Recht und Rechtswissenschaft im Schutzgebiet Kiautschou

Von 1897 bis 1914 stand das Gebiet von Jiaozhou in der Provinz Shandong als »Schutzgebiet Kiautschou« unter deutscher Herrschaft. Die deutschen Kolonialbehörden errichteten während dieser Zeit eine Rechtsordnung mit unterschiedlichen Elementen. Teilweise wurden die in Deutschland geltenden Gesetze in Kraft gesetzt, teilweise ließ man auch das chinesische Recht in Geltung. So war im Bereich des Zivilrechts auf Streitigkeiten zwischen Chinesen grundsätzlich das örtliche (chinesische) Gewohnheitsrecht anzuwenden. In Prozessen unter Europäern oder zwischen einer chinesischen und einer europäischen Partei wurde hingegen deutsches Recht angewendet. Die an das kaiserliche Gericht und das kaiserliche Obergericht in Kiautschou entsandten deutschen Juristen hatten demnach chinesisches Gewohnheitsrecht zu ermitteln und anzuwenden. Außerdem standen sie vor der Aufgabe, das deutsche Recht in einem fremden Umfeld und — bei Beteiligung von Chinesen — auf Personen anzuwenden, denen es fremd sein musste.

Der Kontakt deutscher Juristen mit dem chinesischen Recht und Rechtsverständnis beschränkte sich jedoch nicht auf die Rechtspraxis: Im Jahr 1909 wurde in Qingdao, der Hauptstadt des Schutzgebiets, eine deutsche Hochschule gegründet. An der Hochschule unterrichteten deutsche Dozenten chinesische Studenten. Die Hochschule wurde von der chinesischen Seite amtlich anerkannt, so dass erfolgreichen Absolventen die Möglichkeit gegeben war, in den chinesischen Staatsdienst einzutreten. Zu den dort unterrichteten »Spezialwissenschaften« gehörte insbesondere die Rechts- und Staatswissenschaft. Die Dozenten der Hochschule äußerten sich auch in Aufsätzen zu Problemen des Rechts und der Rechtsreform in China.

Das Forschungsprojekt zielt darauf ab, Verlauf und Ergebnisse des Aufeinandertreffens deutscher und chinesischer Rechtskultur zu ermitteln und zu analysieren. Das Projekt konzentriert sich auf den Bereich des Zivilrechts. Vorerst soll die Perspektive der deutschen Juristen, die im Schutzgebiet tätig waren und sich mit dem chinesischen Recht auseinandersetzen mussten, im Mittelpunkt stehen.

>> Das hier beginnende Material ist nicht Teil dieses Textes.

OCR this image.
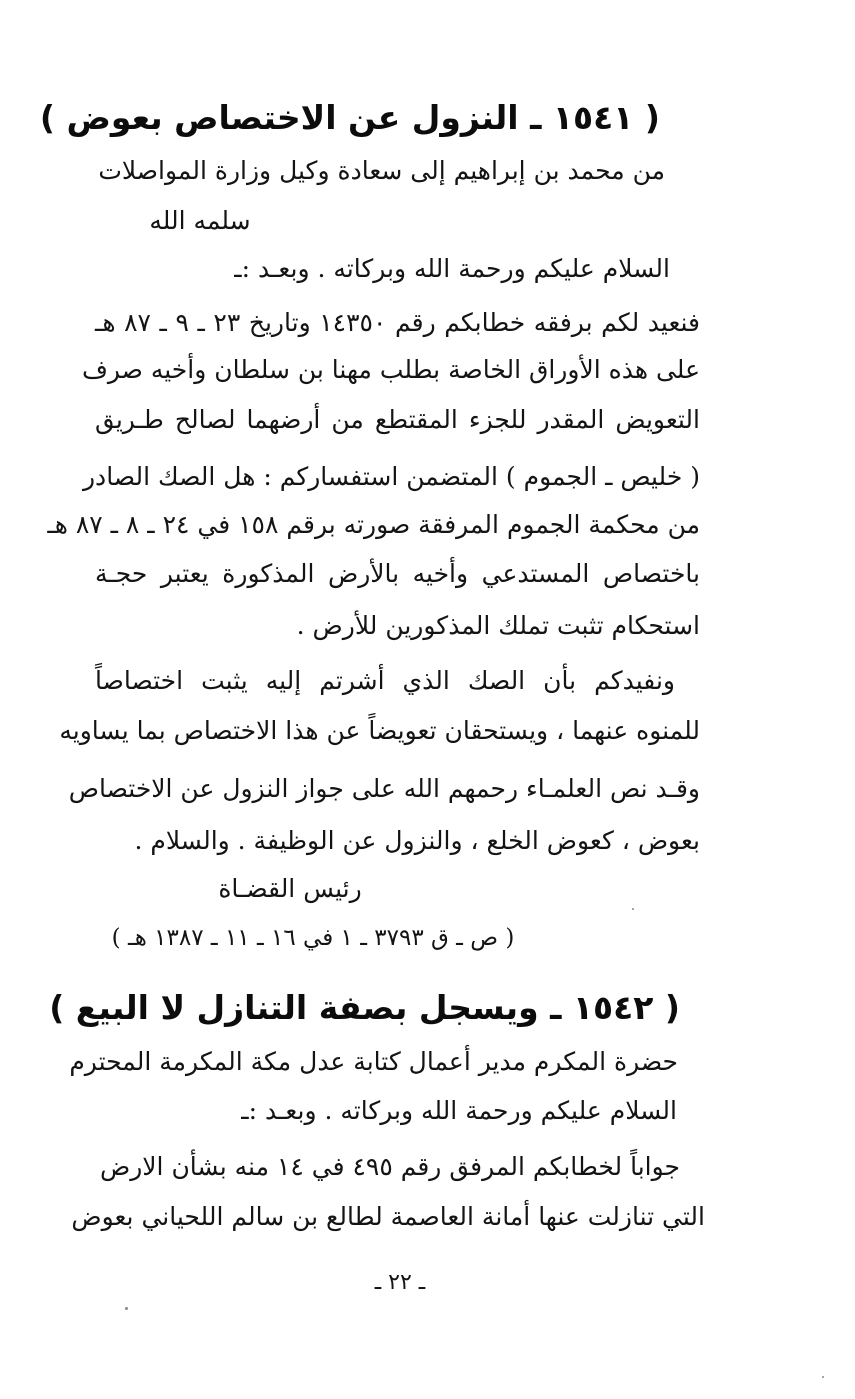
( ١٥٤١ ـ النزول عن الاختصاص بعوض )
من محمد بن إبراهيم إلى سعادة وكيل وزارة المواصلات
سلمه الله
السلام عليكم ورحمة الله وبركاته . وبعـد :ـ
فنعيد لكم برفقه خطابكم رقم ١٤٣٥٠ وتاريخ ٢٣ ـ ٩ ـ ٨٧ هـ
على هذه الأوراق الخاصة بطلب مهنا بن سلطان وأخيه صرف
التعويض المقدر للجزء المقتطع من أرضهما لصالح طـريق
( خليص ـ الجموم ) المتضمن استفساركم : هل الصك الصادر
من محكمة الجموم المرفقة صورته برقم ١٥٨ في ٢٤ ـ ٨ ـ ٨٧ هـ
باختصاص المستدعي وأخيه بالأرض المذكورة يعتبر حجـة
استحكام تثبت تملك المذكورين للأرض .
ونفيدكم بأن الصك الذي أشرتم إليه يثبت اختصاصاً
للمنوه عنهما ، ويستحقان تعويضاً عن هذا الاختصاص بما يساويه
وقـد نص العلمـاء رحمهم الله على جواز النزول عن الاختصاص
بعوض ، كعوض الخلع ، والنزول عن الوظيفة . والسلام .
رئيس القضـاة
( ص ـ ق ٣٧٩٣ ـ ١ في ١٦ ـ ١١ ـ ١٣٨٧ هـ )
( ١٥٤٢ ـ ويسجل بصفة التنازل لا البيع )
حضرة المكرم مدير أعمال كتابة عدل مكة المكرمة المحترم
السلام عليكم ورحمة الله وبركاته . وبعـد :ـ
جواباً لخطابكم المرفق رقم ٤٩٥ في ١٤ منه بشأن الارض
التي تنازلت عنها أمانة العاصمة لطالع بن سالم اللحياني بعوض
ـ ٢٢ ـ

Mit Blick auf die praktischen Rechtsanwendung müssen etwa die folgenden Fragen gestellt werden: Wie wurde das deutsche Recht im Schutzgebiet Kiautschou — insbesondere auf Fälle mit chinesischer Beteiligung — angewendet? Ergeben sich signifikante Abweichungen zur deutschen Rechtspraxis? Wie ermittelten die deutschen Behörden das anwendbare chinesische Recht? Inwieweit ist die Spruchpraxis der deutschen Gerichte zum chinesischen Recht von Vorurteilen und Missverständnissen geprägt?

Hinsichtlich der Lehr- und Forschungstätigkeit an der deutschen Hochschule in Qingdao ist zu untersuchen, wie das deutsche Zivilrecht in Qingdao vermittelt wurde. Welche Aspekte des deutschen Zivilrechts wurden betont, welche weggelassen? Zogen die deutschen Dozenten das chinesische Recht zum Vergleich heran? Versuchten sie, die deutschen Rechtsregeln an die chinesische Lebenswirklichkeit und den kulturellen Verständnishorizont der chinesischen Studenten anzupassen? Welches Verständnis des chinesischen Rechts lässt sich aus den Abhandlungen der Dozenten gewinnen?